In diesem Zusammenhang ist wohl auch der Abgang des intern und öffentlich in die Kritik geratenen Konzernchefs Jörg Stratmann im März zu sehen. Interimsweise führt nun Finanzchef Frick das Unternehmen, das angesichts der Krise einen harten Sparkurs mit Stellenstreichungen und Werksschließungen einschlägt.
Bereits in den vergangenen Jahren hatte Mahle Tausende Stellen gestrichen. Der IG Metall und dem Gesamtbetriebsrat sei es nach monatelangen und sehr schwierigen Verhandlungen sowie zahlreichen Aktionen der Beschäftigten auch an den Standorten Mühlacker und Vaihingen gelungen, eine alternative Vorgehensweise zu erreichen, heißt es in einer Pressemitteilung. Für die beiden Standorte sind betriebsbedingte Kündigungen bis zum September 2022 ausgeschlossen. Alternativ gibt es ein Programm zum „freiwilligen Ausscheiden“ mit der Möglichkeit, bis zu zwei Jahre in eine Transfergesellschaft zu wechseln.
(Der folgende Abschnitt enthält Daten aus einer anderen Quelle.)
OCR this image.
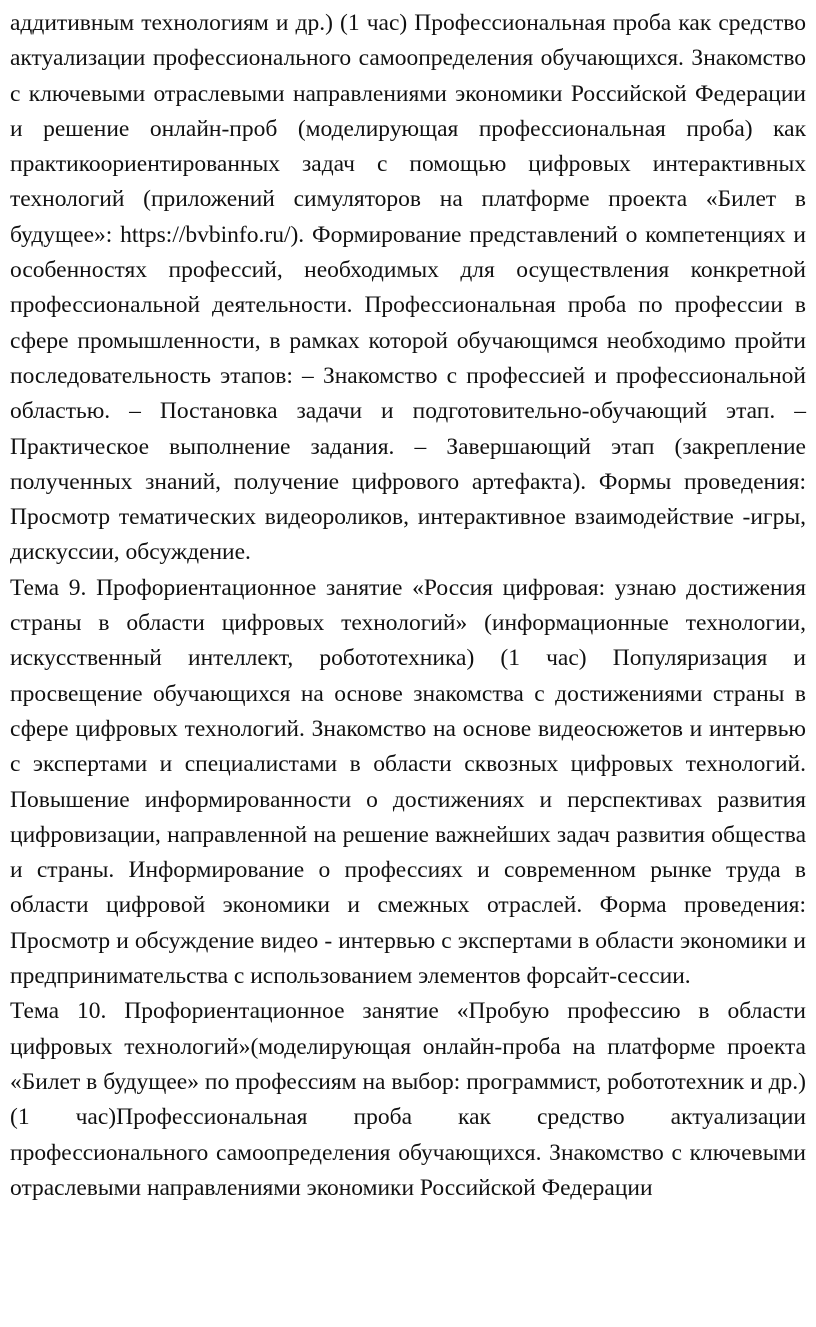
аддитивным технологиям и др.) (1 час) Профессиональная проба как средство актуализации профессионального самоопределения обучающихся. Знакомство с ключевыми отраслевыми направлениями экономики Российской Федерации и решение онлайн-проб (моделирующая профессиональная проба) как практикоориентированных задач с помощью цифровых интерактивных технологий (приложений симуляторов на платформе проекта «Билет в будущее»: https://bvbinfo.ru/). Формирование представлений о компетенциях и особенностях профессий, необходимых для осуществления конкретной профессиональной деятельности. Профессиональная проба по профессии в сфере промышленности, в рамках которой обучающимся необходимо пройти последовательность этапов: – Знакомство с профессией и профессиональной областью. – Постановка задачи и подготовительно-обучающий этап. – Практическое выполнение задания. – Завершающий этап (закрепление полученных знаний, получение цифрового артефакта). Формы проведения: Просмотр тематических видеороликов, интерактивное взаимодействие -игры, дискуссии, обсуждение.

Тема 9. Профориентационное занятие «Россия цифровая: узнаю достижения страны в области цифровых технологий» (информационные технологии, искусственный интеллект, робототехника) (1 час) Популяризация и просвещение обучающихся на основе знакомства с достижениями страны в сфере цифровых технологий. Знакомство на основе видеосюжетов и интервью с экспертами и специалистами в области сквозных цифровых технологий. Повышение информированности о достижениях и перспективах развития цифровизации, направленной на решение важнейших задач развития общества и страны. Информирование о профессиях и современном рынке труда в области цифровой экономики и смежных отраслей. Форма проведения: Просмотр и обсуждение видео - интервью с экспертами в области экономики и предпринимательства с использованием элементов форсайт-сессии.

Тема 10. Профориентационное занятие «Пробую профессию в области цифровых технологий»(моделирующая онлайн-проба на платформе проекта «Билет в будущее» по профессиям на выбор: программист, робототехник и др.) (1 час)Профессиональная проба как средство актуализации профессионального самоопределения обучающихся. Знакомство с ключевыми отраслевыми направлениями экономики Российской Федерации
Die stellvertretende Gesamtbetriebsratsvorsitzende Nektaria Christidou zeigte sich selbstkritisch: „Ich hätte mir in den Verhandlungen von beiden Seiten mehr Agilität und Progressivität gewünscht.“ Immerhin sei es gelungen, das Werk Mühlacker als eines von drei Standorten in Deutschland als Pilotprojekt zu etablieren. Ursprünglich sollten in der Senderstadt 224 Arbeitsplätze gestrichen werden. Es bliebe noch jede Menge Arbeit für die IG Metall und den Betriebsrat. Hilfreich sei dabei der erst kürzlich abgeschlossene Tarifvertrag zur Transformation, der jetzt bei Mahle mit Leben gefüllt werden müsse, ergänzt der Sprecher der IG Metall Pforzheim, Arno Rastetter.